When I load the mnist dataset from Keras, I get 4 variables -
(x_train, y_train), (x_test, y_test) = keras.datasets.mnist.load_data()
The shape of x_train is (60000, 28, 28), which makes sense because it contains 60,000 28x28 pictures
The shape of the y_train is just (60000,) which shows that it is a one-dimensional vector which contains numeric target labels (0-9).
In order to run digit classification, neural networks generally output a one-hot encoded vector, which would have ten dimensions. I thought I needed to use to_categorical to convert the y target from numerical to categorical in order to have the shape output of the neural net match the training samples, which would presumably be (60000, 10).
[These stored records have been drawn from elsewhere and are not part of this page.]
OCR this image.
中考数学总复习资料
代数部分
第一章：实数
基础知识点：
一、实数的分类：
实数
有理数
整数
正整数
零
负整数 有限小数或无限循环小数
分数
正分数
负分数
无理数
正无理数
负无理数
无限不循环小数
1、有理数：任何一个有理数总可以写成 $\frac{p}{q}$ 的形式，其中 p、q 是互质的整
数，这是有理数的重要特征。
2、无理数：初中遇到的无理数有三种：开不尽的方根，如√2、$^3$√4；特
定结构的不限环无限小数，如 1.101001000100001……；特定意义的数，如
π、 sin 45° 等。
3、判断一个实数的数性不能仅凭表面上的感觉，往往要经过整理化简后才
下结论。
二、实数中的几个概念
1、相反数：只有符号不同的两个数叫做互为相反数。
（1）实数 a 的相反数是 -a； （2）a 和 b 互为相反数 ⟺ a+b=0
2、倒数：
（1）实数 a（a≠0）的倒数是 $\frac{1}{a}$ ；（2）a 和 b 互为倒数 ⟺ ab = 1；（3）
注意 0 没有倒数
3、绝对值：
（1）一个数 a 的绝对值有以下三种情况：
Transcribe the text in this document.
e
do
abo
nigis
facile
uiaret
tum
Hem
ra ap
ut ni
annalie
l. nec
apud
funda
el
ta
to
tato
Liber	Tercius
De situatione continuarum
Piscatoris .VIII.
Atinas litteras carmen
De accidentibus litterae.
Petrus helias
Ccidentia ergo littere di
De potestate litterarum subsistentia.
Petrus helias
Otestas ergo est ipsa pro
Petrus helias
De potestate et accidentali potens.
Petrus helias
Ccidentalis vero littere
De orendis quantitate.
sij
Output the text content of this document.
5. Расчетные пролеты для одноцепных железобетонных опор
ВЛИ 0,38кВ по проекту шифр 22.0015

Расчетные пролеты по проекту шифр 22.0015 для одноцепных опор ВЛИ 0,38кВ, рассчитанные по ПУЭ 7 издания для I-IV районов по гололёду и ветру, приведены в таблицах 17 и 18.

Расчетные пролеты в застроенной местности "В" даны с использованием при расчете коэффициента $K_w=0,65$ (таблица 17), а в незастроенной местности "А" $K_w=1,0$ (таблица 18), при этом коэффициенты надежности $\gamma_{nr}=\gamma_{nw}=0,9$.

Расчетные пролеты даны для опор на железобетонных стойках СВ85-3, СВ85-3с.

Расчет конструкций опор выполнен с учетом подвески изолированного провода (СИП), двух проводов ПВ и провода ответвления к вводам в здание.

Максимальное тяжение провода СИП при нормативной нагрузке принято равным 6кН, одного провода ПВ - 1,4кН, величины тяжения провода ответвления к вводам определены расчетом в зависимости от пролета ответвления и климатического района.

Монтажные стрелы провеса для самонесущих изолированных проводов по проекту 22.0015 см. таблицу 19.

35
But in a few examples I've found online, to_categorical was never used to reshape the training vector. y_train.shape remained (60000,) while the neural net's output layer was
model.add(Dense(10, activation="softmax"))
which outputs a 10-D one-hot vector.
And then they simply trained the model on y_train without issue
model.fit(x_train, y_train, epochs=2, validation_data=(x_test, y_test))
How is this possible? Wouldn't the neural net's output, which would be in the shape (60000, 10) be incompatible with (60000,)? Or does Keras automatically convert the categorical output to numeric?
EDIT: To be extra clear, I know how to one-hot encode it, but my question is why they didn't do that. In the example, the net worked without one-hot encoding the target classes, while the net's output was clearly one-hot encoded.
EDIT: Roshin was right. This is simply an effect of using the sparse_crossentropy loss, as opposed to categorical.